Prenons le cas d’un entretien ( ce que l’on appelle interview ). Si l’un arrive avec ses questions déjà écrites et l’autre répond ce qui a déjà répondu à l’interview précédente parce qu’on lui pose à peu près toujours les mêmes questions, y a-t-il rencontre ? — « Johnny, est-il important de faire de la scène pour vous ? » — « Ben non, la scène, j’en n’ai rien à battre… » La rencontre, comme le dit Zeldin de la conversation « ne se contente pas de battre les cartes : elle en crée de nouvelles…De la rencontre de deux esprits naît une étincelle… »

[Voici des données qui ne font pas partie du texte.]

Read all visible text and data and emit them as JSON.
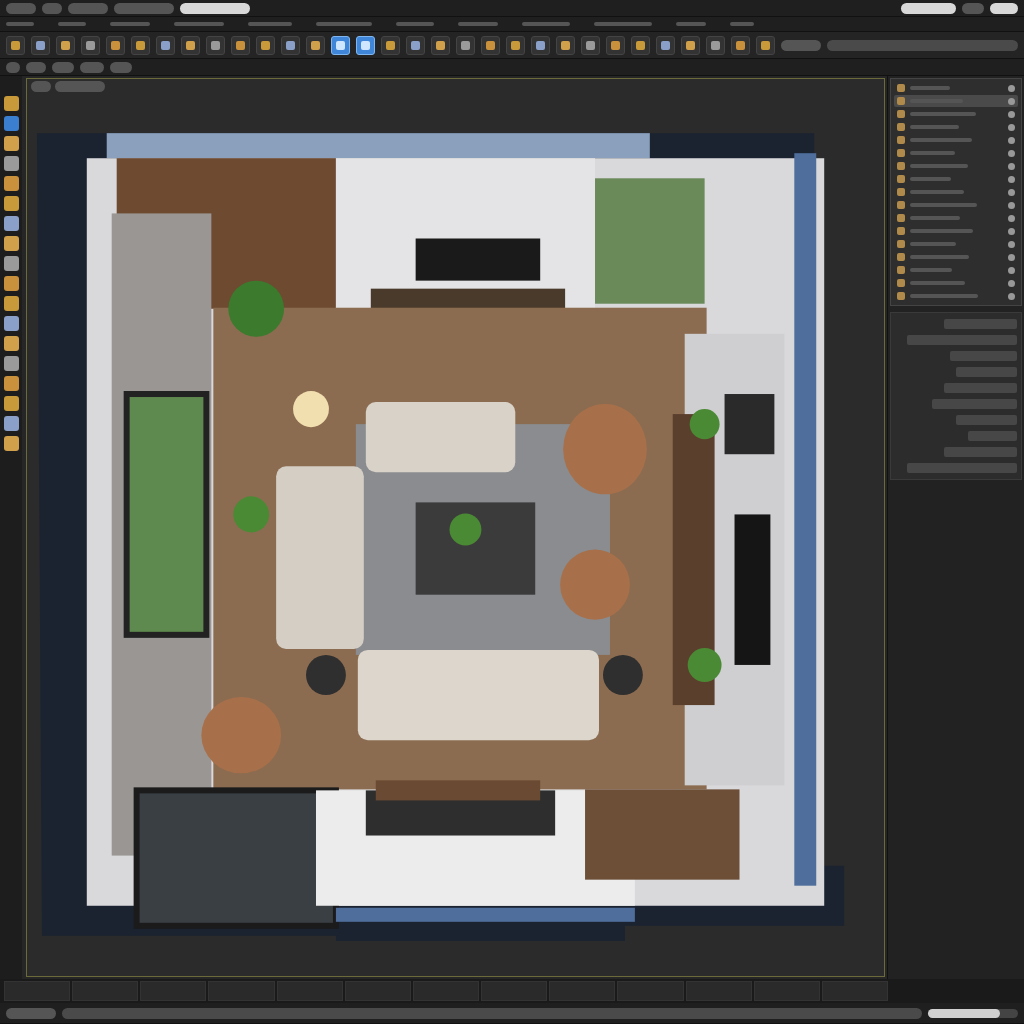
{
  "toolbar": {
    "tools": [
      {
        "selected": false
      },
      {
        "selected": false
      },
      {
        "selected": false
      },
      {
        "selected": false
      },
      {
        "selected": false
      },
      {
        "selected": false
      },
      {
        "selected": false
      },
      {
        "selected": false
      },
      {
        "selected": false
      },
      {
        "selected": false
      },
      {
        "selected": false
      },
      {
        "selected": false
      },
      {
        "selected": false
      },
      {
        "selected": true
      },
      {
        "selected": true
      },
      {
        "selected": false
      },
      {
        "selected": false
      },
      {
        "selected": false
      },
      {
        "selected": false
      },
      {
        "selected": false
      },
      {
        "selected": false
      },
      {
        "selected": false
      },
      {
        "selected": false
      },
      {
        "selected": false
      },
      {
        "selected": false
      },
      {
        "selected": false
      },
      {
        "selected": false
      },
      {
        "selected": false
      },
      {
        "selected": false
      },
      {
        "selected": false
      },
      {
        "selected": false
      }
    ]
  },
  "left_tools": [
    {
      "selected": false
    },
    {
      "selected": true
    },
    {
      "selected": false
    },
    {
      "selected": false
    },
    {
      "selected": false
    },
    {
      "selected": false
    },
    {
      "selected": false
    },
    {
      "selected": false
    },
    {
      "selected": false
    },
    {
      "selected": false
    },
    {
      "selected": false
    },
    {
      "selected": false
    },
    {
      "selected": false
    },
    {
      "selected": false
    },
    {
      "selected": false
    },
    {
      "selected": false
    },
    {
      "selected": false
    },
    {
      "selected": false
    }
  ],
  "viewport": {
    "kind": "room-render"
  },
  "outliner": {
    "rows": [
      {
        "selected": false
      },
      {
        "selected": true
      },
      {
        "selected": false
      },
      {
        "selected": false
      },
      {
        "selected": false
      },
      {
        "selected": false
      },
      {
        "selected": false
      },
      {
        "selected": false
      },
      {
        "selected": false
      },
      {
        "selected": false
      },
      {
        "selected": false
      },
      {
        "selected": false
      },
      {
        "selected": false
      },
      {
        "selected": false
      },
      {
        "selected": false
      },
      {
        "selected": false
      },
      {
        "selected": false
      }
    ]
  },
  "status_bar": {
    "zoom_slider": {
      "level": 0.8
    }
  }
}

Et de cette étincelle naît une nouvelle cohérence qui ne soit pas uniformité mais mouvement.
Les Incohérents
Parmi les tendances artistiques, il y eut les Incohérents. Ils comptèrent parmi eux Toulouse-Lautrec, Alphonse Allais, Charles Cros, Émile Cohl. De Jarry jusqu’aux Shadoks, en passant par Beckett ou Ionesco l’incohérence fait sens. Alors que les » brain storming » retiennent la cohérence, ce qui se resserre et se ressemble, ce sont les « signaux faibles » auxquels il faudrait porter la plus grande attention. ( L’exposition Paris-Bruxelles 1880-1914 Les Effervescences artistiques ( Palais Lumière Évian) aborde ce thème des artistes Incohérents.